The Jade Emperor of Heaven decided as a way to celebrate his birthday he would invent time.  He decided on a 12 year cycle, based on Jupiter’s orbit and for festivities he summoned all the animals and announced that he wanted to hold a race and the first 12 animals to cross the finish line will have a year named after them.

Just before the finish line was a river.  The Cat and the Rat reached the river first but neither could swim.  Along came the Ox who could swim and, being a nice person, em offered the Cat and the Rat a ride on it’s back.  Just as they were reaching the shore, the rat pushed the Cat off the Ox’s back and jumped for the shore and won first place.  The Ox was a close second.

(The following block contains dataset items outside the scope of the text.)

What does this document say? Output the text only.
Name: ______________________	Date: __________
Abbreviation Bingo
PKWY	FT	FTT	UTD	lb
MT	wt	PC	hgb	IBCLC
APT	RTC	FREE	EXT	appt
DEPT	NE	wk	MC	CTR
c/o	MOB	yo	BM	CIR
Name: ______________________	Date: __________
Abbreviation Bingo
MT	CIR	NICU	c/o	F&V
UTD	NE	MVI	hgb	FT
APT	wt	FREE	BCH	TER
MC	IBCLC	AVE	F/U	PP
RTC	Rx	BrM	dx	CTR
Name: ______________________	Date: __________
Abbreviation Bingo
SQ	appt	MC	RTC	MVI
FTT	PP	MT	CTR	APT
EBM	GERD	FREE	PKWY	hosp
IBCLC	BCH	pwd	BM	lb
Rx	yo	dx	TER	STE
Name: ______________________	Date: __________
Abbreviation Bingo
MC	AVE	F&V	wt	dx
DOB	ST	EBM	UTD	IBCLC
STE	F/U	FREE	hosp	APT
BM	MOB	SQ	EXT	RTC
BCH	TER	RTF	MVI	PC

The Tiger, who also swam, arrived third and explained to The Jade Emperor that em would have arrived sooner but despite em’s strong swimming skill, the current kept pushing em down delaying arrival.

From up the river bank came a pad-pad-padding, the rabbit was hopping down the river bank.  The Emperor asked “How did you cross the river?” the Rabbit answered “I found a set of hopping stones.” The Rabbit is granted fourth place.

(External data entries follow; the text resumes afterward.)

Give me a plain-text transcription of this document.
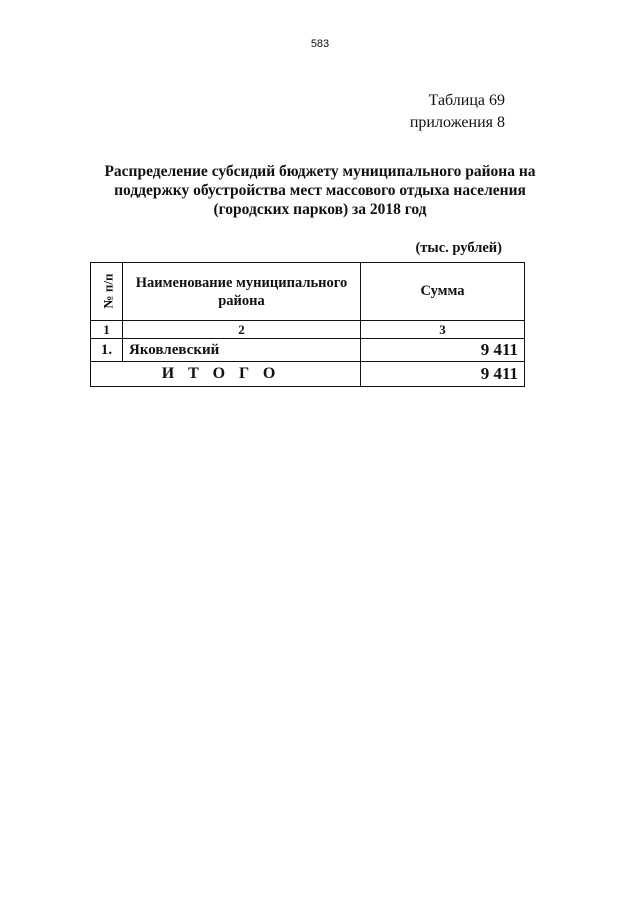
583
Таблица 69
приложения 8
Распределение субсидий бюджету муниципального района на
поддержку обустройства мест массового отдыха населения
(городских парков) за 2018 год
(тыс. рублей)
№ п/п	Наименование муниципального района	Сумма
1	2	3
1.	Яковлевский	9 411
ИТОГО		9 411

Down comes flying the Dragon and The Emperor is very surprised that the Dragon, who has the ability to fly, did not get first place.  The Dragon explains em self “on my way here, there was a village on fire, so I brought them rain then while flying over the river I saw Rabbit slip on a log crossing the river and gave em a helping  claw.” The Emperor was very pleased and granted the Dragon fifth place.

From down the bank, again comes a funny noise. This time it’s a clop-colp-clopping of the Horse’s hooves, confidently striding towards the finish line when the Snake drops off the front hoof of the horse giving the Horse a great fright, for the Horse did not know the snake was hitching a ride, causing the Horse to loose sixth by a nose.

Down the river comes a raft with the Goat, the Monkey, and the Rooster.  They explained to The Emperor that they could not but worked together to secure a raft and crossed the river together.  The Emperor is pleased and grants them eighth, ninth, and tenth respectively.

The dog comes swimming ashore and The Emperor is again surprised, why should the dog who is the strongest swimmer finish so late? The Dog explains that em was having such a good time playing that em wasn’t ready to call it yet.  The Dog is given eleventh.

Lastly comes the Pig trotting down, looking fully satisfied regardless of being so late.  The Pig starts to go on about all the food em found on the way, which gave everyone a hearty chuckle.

The Emperor declares the race over and the victors named.  When the soaking wet, half drowned cat washes up ashore the only one to notice was the Cat’s former friend, the Rat.  The Cat made a revenge promise which is why cat’s chase rats today.

 

All this talk about a thirteenth sign reminds me about this thing I heard about on the radio originally, back in 2009 some time around the time The Prince of PoP’s reign ended, something about a thirteenth zodiac sign.  I never investigated it much until now but apparently this idea isn’t new and originally popped up in the with the book “The Thirteen Signs of the Zodiac” by Walter Berg in 1995.  The book was a best seller in Japan in 1996 and influenced some popular video games at the time such as Final Fantasy IX.

final-fantasy
Remember this side quest?

The symbol for Ophiuchus (pronounced “o-few-cus”) is the Rod of Asclepius symbol, wielded by Asclepius a Greek hero and god in medicidne, commonly confused with the Caduceus symbol, wielded by Hermes.

staffs
The Reason these are mixed up: The US Army Medical Corps erroneously adopted the Caduceus for their symbol. 

Anyway it’s now the year of the Rooster.  Happy Chinese New Year!